I told him there is definitely a bright side and he will have more time for studying, working out etc., and that there are many, many other students who are not in frats or sororities. But he’s not seeing the bright side right now. Is there anything that can be done after the fact? Or can he try to get into a different frat next year as a sophomore? I’m clueless here, any thoughts would be appreciated!
I know many guys who rushed as sophomores instead of freshman. Naturally most rush as freshman but some people decide later they want to be in a frat-others are transfers. In the meantime he can get to know a few frats and the guys in them, He may have friends already in frats. Then he has a leg up when Rush starts. It is a drag for him but by no means does it mean he can’t become a brother in a frat. He will now have more time than most students to check each out and make an informed decision. If he knows which frats he might be interested in, he can attend their parties, etc.
Do all frats rush around this time? I know at my school many of the multicultural Greek chapters have a later rush date. I was invited to be in an Asian sorority (I’m white) well after the predominately white chapters had given out bids.
If he is at University of Richmond, note that only 19% of men are in fraternities (though 32% of women are in sororities), according to http://www.collegedata.com/cs/data/college/college_pg05_tmpl.jhtml?schoolId=1630 . So there should be plenty of social life that is not fraternity-based.
Fellow UR student here.
First of all, plenty of students rush here as sophomores (or later). His chances of being in a frat are not over for good.
Second, at UR frats don’t determine your friends really. His friends he made won’t abandon him because he’s not in their frat. The frats aren’t exclusive in that way. Heck, people who join different frats are still friends. This is different than a lot of schools, especially because there are no fraternity houses. Students in Greek life live in the dorms. The lodges are only used for the fraternity meetings and parties.
And there are plenty of things to do on campus if you’re not involved with Greek life! Plus, he can always go to the frat parties (he doesn’t have to be in one to go).
Chris17mom, hope you call your son and let him know all is not gloomy-especially about guineagirl96’s reply. I also know how, as a parent, it is hard to know your child is experiencing a disappointment when you are not close by and can’t change the situation.

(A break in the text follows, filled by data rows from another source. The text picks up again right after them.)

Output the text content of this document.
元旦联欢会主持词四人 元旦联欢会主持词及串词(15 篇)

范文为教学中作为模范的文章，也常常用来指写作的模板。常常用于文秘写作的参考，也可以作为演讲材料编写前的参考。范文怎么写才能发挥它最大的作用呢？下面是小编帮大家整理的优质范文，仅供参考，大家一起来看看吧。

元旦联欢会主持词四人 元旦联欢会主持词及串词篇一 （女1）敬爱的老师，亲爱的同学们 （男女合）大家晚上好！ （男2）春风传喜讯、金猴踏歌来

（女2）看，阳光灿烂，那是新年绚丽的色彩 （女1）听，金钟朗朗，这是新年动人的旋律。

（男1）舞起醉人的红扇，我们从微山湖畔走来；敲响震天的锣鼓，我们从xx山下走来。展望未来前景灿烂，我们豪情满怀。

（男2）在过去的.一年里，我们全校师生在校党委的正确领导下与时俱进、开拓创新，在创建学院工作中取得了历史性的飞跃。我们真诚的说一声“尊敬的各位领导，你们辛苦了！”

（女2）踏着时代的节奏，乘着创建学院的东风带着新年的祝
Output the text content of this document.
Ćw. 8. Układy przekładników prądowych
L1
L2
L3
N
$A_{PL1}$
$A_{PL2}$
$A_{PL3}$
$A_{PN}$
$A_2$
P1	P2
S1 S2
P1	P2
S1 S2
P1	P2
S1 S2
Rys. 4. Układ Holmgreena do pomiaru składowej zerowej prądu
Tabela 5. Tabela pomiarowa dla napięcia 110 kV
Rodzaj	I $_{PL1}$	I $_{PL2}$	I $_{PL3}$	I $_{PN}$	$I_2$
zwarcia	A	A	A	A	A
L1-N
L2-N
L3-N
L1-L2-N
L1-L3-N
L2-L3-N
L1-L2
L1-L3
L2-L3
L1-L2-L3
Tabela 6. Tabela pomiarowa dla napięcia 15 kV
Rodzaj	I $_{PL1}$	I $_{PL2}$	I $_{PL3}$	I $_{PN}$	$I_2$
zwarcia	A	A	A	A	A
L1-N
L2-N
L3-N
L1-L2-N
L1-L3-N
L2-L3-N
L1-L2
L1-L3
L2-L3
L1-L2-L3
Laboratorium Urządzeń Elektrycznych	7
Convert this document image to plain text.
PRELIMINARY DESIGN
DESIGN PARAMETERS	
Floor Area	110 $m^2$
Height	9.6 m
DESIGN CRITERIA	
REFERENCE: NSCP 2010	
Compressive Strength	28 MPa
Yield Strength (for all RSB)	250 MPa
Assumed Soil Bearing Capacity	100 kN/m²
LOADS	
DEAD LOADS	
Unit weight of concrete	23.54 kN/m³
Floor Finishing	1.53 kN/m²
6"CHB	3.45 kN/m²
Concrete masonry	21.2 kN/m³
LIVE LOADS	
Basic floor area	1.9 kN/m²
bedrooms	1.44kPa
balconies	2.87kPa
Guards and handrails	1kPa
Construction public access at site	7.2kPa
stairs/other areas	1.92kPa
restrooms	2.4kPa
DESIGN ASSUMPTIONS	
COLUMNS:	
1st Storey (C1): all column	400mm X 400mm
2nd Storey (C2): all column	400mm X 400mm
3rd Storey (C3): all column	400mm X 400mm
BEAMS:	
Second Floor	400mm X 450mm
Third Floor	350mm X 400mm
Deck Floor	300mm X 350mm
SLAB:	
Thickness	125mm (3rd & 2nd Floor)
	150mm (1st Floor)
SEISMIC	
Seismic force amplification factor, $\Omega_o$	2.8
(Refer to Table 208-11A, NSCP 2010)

Hope he feels better to hear this.
@chris17mom Hindsight is 20/20, but it’s a shame your son didn’t educate himself about the system a little better. It’s always a bad idea to decide on one group and one group only, particularly if it’s a fairly selective fraternity.
The process you describe sounds a little like “Formal Rush.” At some schools this is followed by Open Rush, a period of two or three weeks where bids continue to be extended. Some groups will extend bids after rush is over. It just varies from campus to campus. Have your son check with the Greek Affairs office and find out what he can. And should he have to wait until next year, encourage him to visit and consider as many groups as possible.
Thanks everyone! It sounds like there are a few things he can do, either this year or next year. I talked to him today and he is feeling a lot better about everything. I think he was kind of on the fence about joining a frat anyways, due to the time commitments involved. So perhaps this will just give him a chance to think about it some more.
@guineagirl96 That is so encouraging, thanks! I know he has close friends in his dorm, and since everyone will still be living in the dorm it should be fine.
@chris17mom I told my guy that he was NOT joining a frat. I was in a sorority but that is a different animal. He is in the ballroom dancing club and has made a great group of diverse friends. Have him find a club he loves. Sometimes the greatest gifts are unanswered prayers.